PROVIDENCE, R.I. (AP) – Costs are soaring for renovations to the Dunkin’ Donuts Center. The Rhode Island Convention Center Authority now says it will need an additional $15 million to finish the work.

That’s a 24 percent cost overrun that comes as lawmakers are struggling to find money for other priorities, from health care to education.

The authority, an independent agency that owns the civic center, is preparing to ask lawmakers to borrow the money, and taxpayers would have to repay any new debt, according to The Providence Journal.

That would leave the state with an additional $1.2 million in annual debt payments.

for the next 30 years.

“That’s adding a lot of stress on the budget,” Rep. Steven M. Costantino, D-Providence, chairman of the House Finance Committee, told the Providence Journal. “That’s a significant overrun.”

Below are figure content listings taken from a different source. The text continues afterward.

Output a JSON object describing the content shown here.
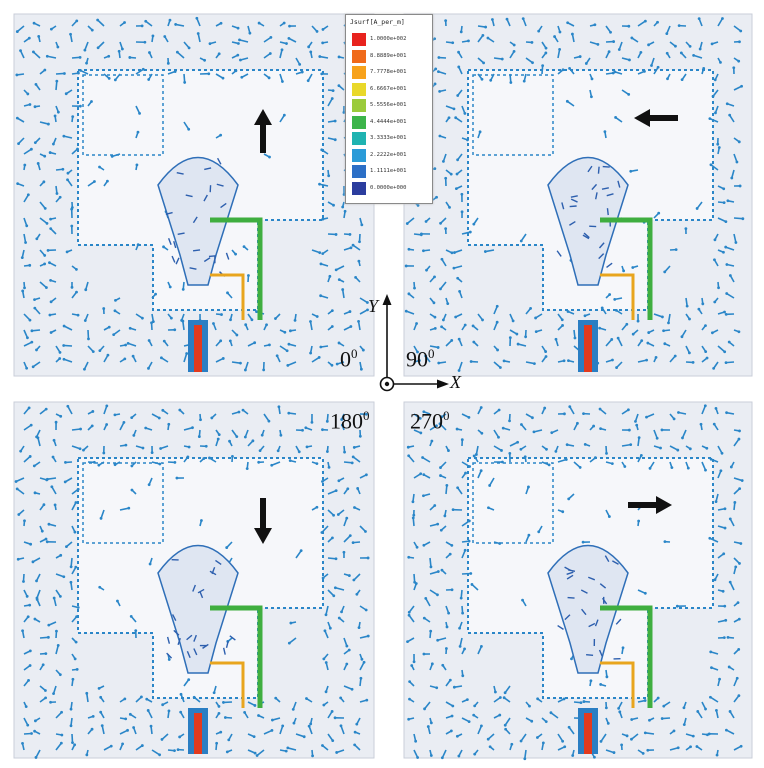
{
  "legend": {
    "title": "Jsurf[A_per_m]",
    "entries": [
      {
        "label": "1.0000e+002",
        "color": "#e8231e"
      },
      {
        "label": "8.8889e+001",
        "color": "#f06a1a"
      },
      {
        "label": "7.7778e+001",
        "color": "#f7a21b"
      },
      {
        "label": "6.6667e+001",
        "color": "#e9d82a"
      },
      {
        "label": "5.5556e+001",
        "color": "#9bcb3b"
      },
      {
        "label": "4.4444e+001",
        "color": "#3cb44a"
      },
      {
        "label": "3.3333e+001",
        "color": "#1fb3b1"
      },
      {
        "label": "2.2222e+001",
        "color": "#2a9bd8"
      },
      {
        "label": "1.1111e+001",
        "color": "#2c6fc6"
      },
      {
        "label": "0.0000e+000",
        "color": "#2b3d9e"
      }
    ]
  },
  "panels": [
    {
      "phase": "0",
      "unit": "0",
      "arrow_direction": "up"
    },
    {
      "phase": "90",
      "unit": "0",
      "arrow_direction": "left"
    },
    {
      "phase": "180",
      "unit": "0",
      "arrow_direction": "down"
    },
    {
      "phase": "270",
      "unit": "0",
      "arrow_direction": "right"
    }
  ],
  "axes": {
    "y_label": "Y",
    "x_label": "X"
  },
  "colors": {
    "background_fill": "#eaedf3",
    "vector": "#2a86c8",
    "feed_hot": "#e23a1e",
    "feed_mid": "#3fae3f"
  }
}
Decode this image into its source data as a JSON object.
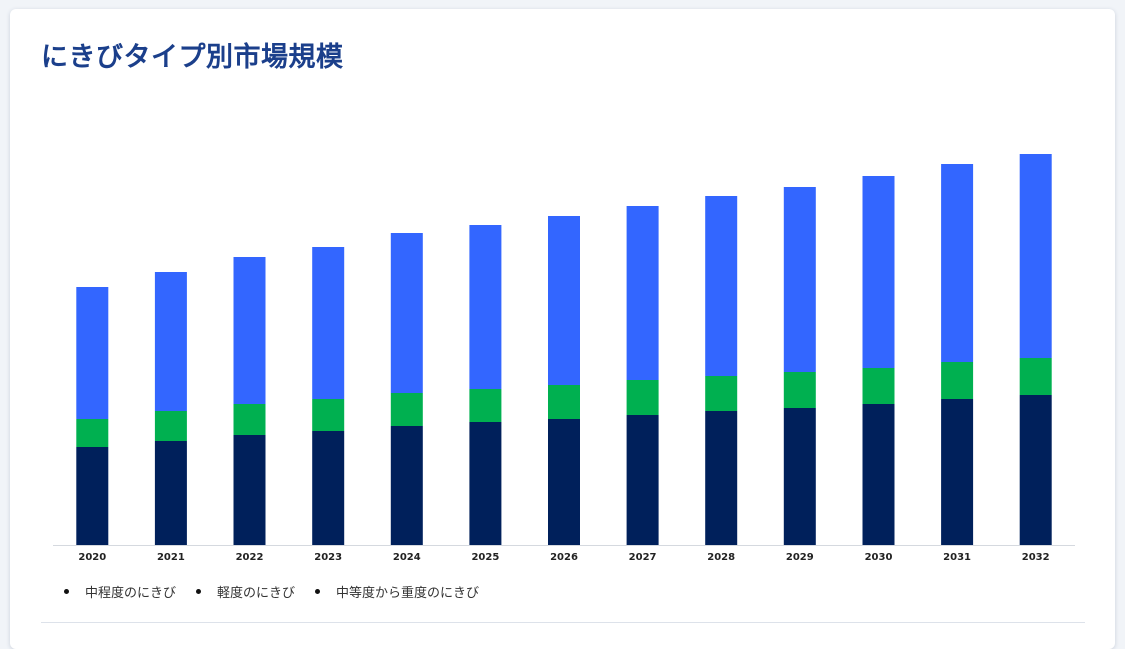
{
  "title": "にきびタイプ別市場規模",
  "chart_data": {
    "type": "bar",
    "stacked": true,
    "categories": [
      "2020",
      "2021",
      "2022",
      "2023",
      "2024",
      "2025",
      "2026",
      "2027",
      "2028",
      "2029",
      "2030",
      "2031",
      "2032"
    ],
    "series": [
      {
        "name": "中程度のにきび",
        "color": "#00205b",
        "values": [
          98,
          104,
          110,
          114,
          119,
          123,
          126,
          130,
          134,
          137,
          141,
          146,
          150
        ]
      },
      {
        "name": "軽度のにきび",
        "color": "#00b050",
        "values": [
          28,
          30,
          31,
          32,
          33,
          33,
          34,
          35,
          35,
          36,
          36,
          37,
          37
        ]
      },
      {
        "name": "中等度から重度のにきび",
        "color": "#3366ff",
        "values": [
          132,
          139,
          147,
          152,
          160,
          164,
          169,
          174,
          180,
          185,
          192,
          198,
          204
        ]
      }
    ],
    "ylim": [
      0,
      400
    ],
    "grid": false,
    "legend_position": "bottom-left"
  }
}
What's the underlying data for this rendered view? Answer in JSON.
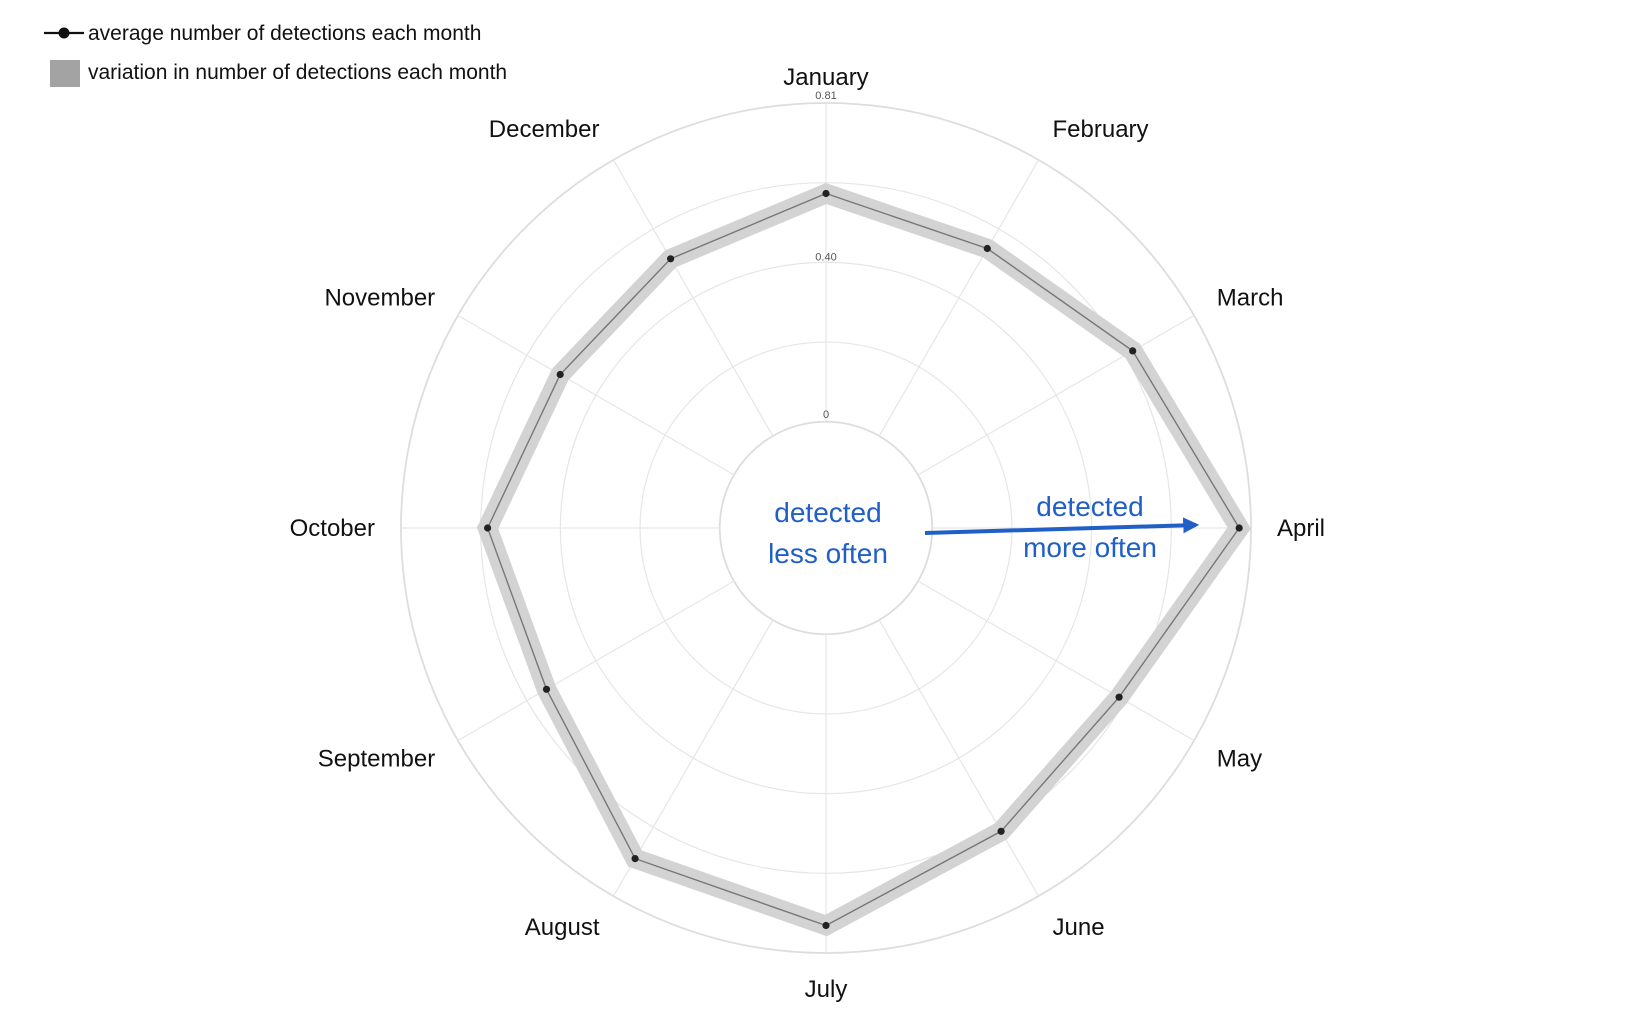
{
  "chart_data": {
    "type": "radar",
    "categories": [
      "January",
      "February",
      "March",
      "April",
      "May",
      "June",
      "July",
      "August",
      "September",
      "October",
      "November",
      "December"
    ],
    "series": [
      {
        "name": "average number of detections each month",
        "values": [
          0.58,
          0.55,
          0.63,
          0.78,
          0.59,
          0.62,
          0.74,
          0.7,
          0.55,
          0.59,
          0.51,
          0.52
        ],
        "band_halfwidth": [
          0.025,
          0.025,
          0.025,
          0.025,
          0.025,
          0.025,
          0.025,
          0.025,
          0.025,
          0.025,
          0.025,
          0.025
        ]
      }
    ],
    "radial_ticks": [
      {
        "value": 0,
        "label": "0"
      },
      {
        "value": 0.4,
        "label": "0.40"
      },
      {
        "value": 0.81,
        "label": "0.81"
      }
    ],
    "rlim": [
      0,
      0.81
    ],
    "inner_hole_fraction": 0.25,
    "grid": true,
    "legend": {
      "placement": "top-left",
      "items": [
        {
          "label": "average number of detections each month",
          "kind": "line-marker"
        },
        {
          "label": "variation in number of detections each month",
          "kind": "band"
        }
      ]
    },
    "annotations": {
      "center_lines": [
        "detected",
        "less often"
      ],
      "arrow_lines": [
        "detected",
        "more often"
      ]
    },
    "colors": {
      "line": "#777777",
      "marker": "#222222",
      "band": "#d3d3d3",
      "grid": "#e6e6e6",
      "outer_ring": "#dddddd",
      "annotation": "#1f5fc6"
    }
  }
}
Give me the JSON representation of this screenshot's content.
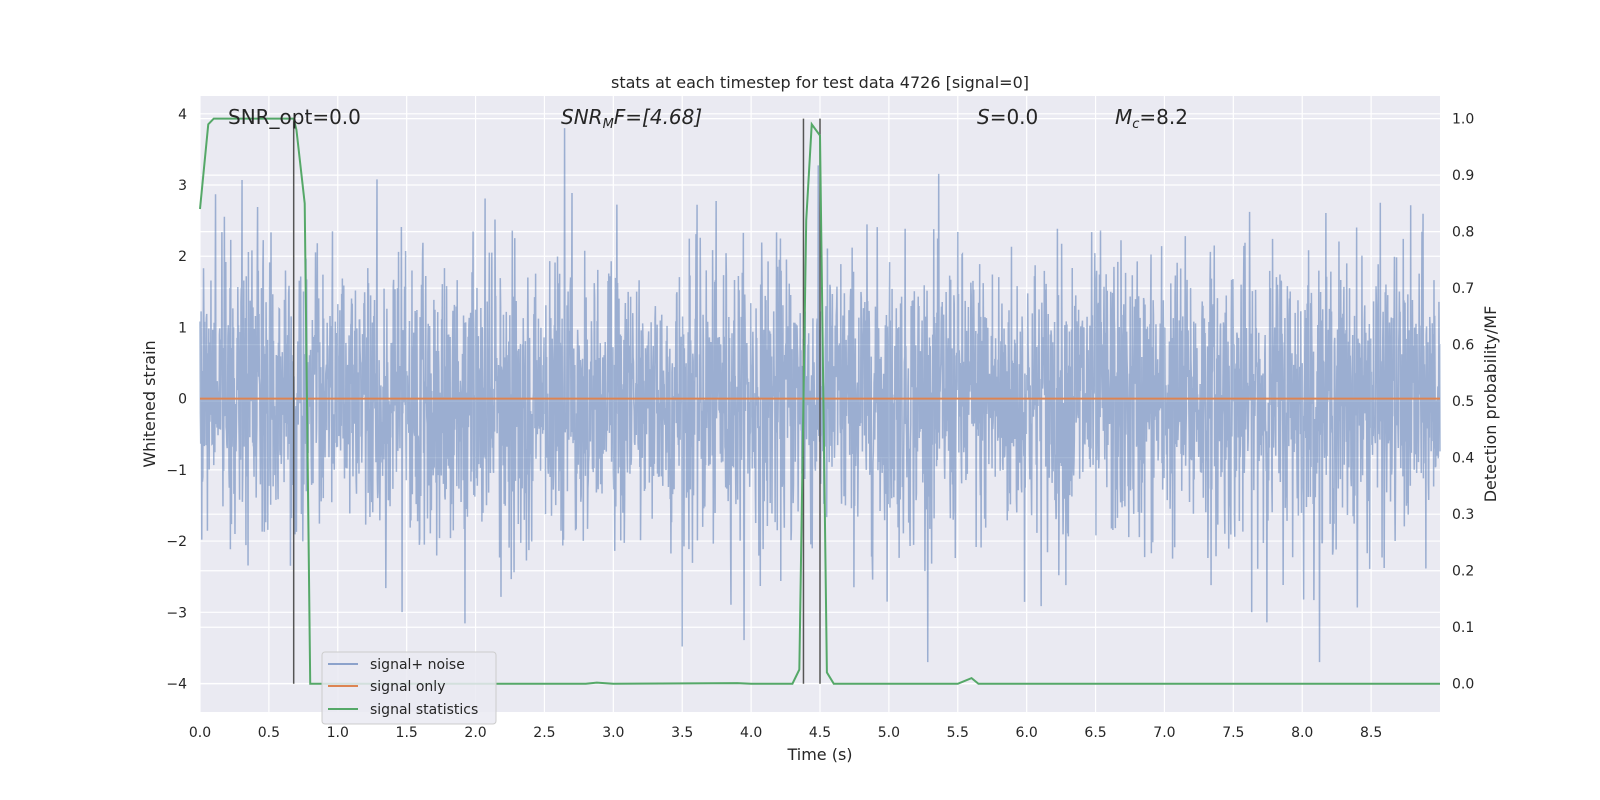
{
  "chart_data": {
    "type": "line",
    "title": "stats at each timestep for test data 4726 [signal=0]",
    "xlabel": "Time (s)",
    "ylabel": "Whitened strain",
    "y2label": "Detection probability/MF",
    "xlim": [
      0.0,
      9.0
    ],
    "ylim": [
      -4.4,
      4.25
    ],
    "y2lim": [
      -0.05,
      1.04
    ],
    "xticks": [
      "0.0",
      "0.5",
      "1.0",
      "1.5",
      "2.0",
      "2.5",
      "3.0",
      "3.5",
      "4.0",
      "4.5",
      "5.0",
      "5.5",
      "6.0",
      "6.5",
      "7.0",
      "7.5",
      "8.0",
      "8.5"
    ],
    "yticks": [
      "4",
      "3",
      "2",
      "1",
      "0",
      "−1",
      "−2",
      "−3",
      "−4"
    ],
    "y2ticks": [
      "1.0",
      "0.9",
      "0.8",
      "0.7",
      "0.6",
      "0.5",
      "0.4",
      "0.3",
      "0.2",
      "0.1",
      "0.0"
    ],
    "grid": true,
    "legend_position": "lower-left",
    "annotations": {
      "snr_opt": "SNR_opt=0.0",
      "snr_mf_base": "SNR",
      "snr_mf_sub": "M",
      "snr_mf_rest": "F=[4.68]",
      "s_label": "S",
      "s_value": "=0.0",
      "mc_base": "M",
      "mc_sub": "c",
      "mc_value": "=8.2"
    },
    "vertical_markers_s": [
      0.68,
      4.38,
      4.5
    ],
    "series": [
      {
        "name": "signal+ noise",
        "color": "#4c72b0",
        "description_noise_sigma": 1.0,
        "sample_rate_hz": 300,
        "x_range": [
          0.0,
          9.0
        ]
      },
      {
        "name": "signal only",
        "color": "#dd8452",
        "x": [
          0.0,
          9.0
        ],
        "values": [
          0.0,
          0.0
        ]
      },
      {
        "name": "signal statistics",
        "color": "#55a868",
        "axis": "right",
        "x": [
          0.0,
          0.06,
          0.1,
          0.2,
          0.4,
          0.6,
          0.68,
          0.7,
          0.76,
          0.8,
          1.0,
          2.0,
          2.8,
          2.88,
          3.0,
          3.9,
          4.0,
          4.3,
          4.35,
          4.4,
          4.44,
          4.5,
          4.55,
          4.6,
          5.0,
          5.5,
          5.55,
          5.6,
          5.65,
          6.0,
          7.0,
          8.0,
          9.0
        ],
        "values": [
          0.84,
          0.99,
          1.0,
          1.0,
          1.0,
          1.0,
          1.0,
          0.98,
          0.85,
          0.0,
          0.0,
          0.0,
          0.0,
          0.002,
          0.0,
          0.001,
          0.0,
          0.0,
          0.025,
          0.82,
          0.99,
          0.97,
          0.02,
          0.0,
          0.0,
          0.0,
          0.005,
          0.01,
          0.0,
          0.0,
          0.0,
          0.0,
          0.0
        ]
      }
    ]
  }
}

The news comes as lawmakers are already struggling to plug an anticipated $360 million budget shortfall.

The three-year overhaul to the civic center includes luxury suites, new seats and a pedestrian bridge connecting the arena with the convention center.

In the summer of 2004, the authority estimated the project’s cost at $58 million, relying on a study by Ellerbe Becket, a Minnesota consulting firm.

By the following spring, when the authority asked the state for permission to borrow money to buy the arena from Providence, the renovation price had already jumped to $62 million, a jump blamed on inflation and the rising cost of construction materials.

The price has now reached about $77 million.

The overhaul is slated to be finished by December 2008. The building is scheduled to close later this month so crews can renovate the lobby and complete the suites and bridge.

James P. McCarvill, the authority’s executive director, said he’ll submit the funding request in the next several days. Hearings before the House and Senate Finance committees could be held in the next two weeks.

He said the rising cost of building materials, primarily steel and concrete, accounts for at least $5 million of the overrun.

“We are out of options,” McCarvill said. “We are going to need more money. Either that, or we won’t complete the project.”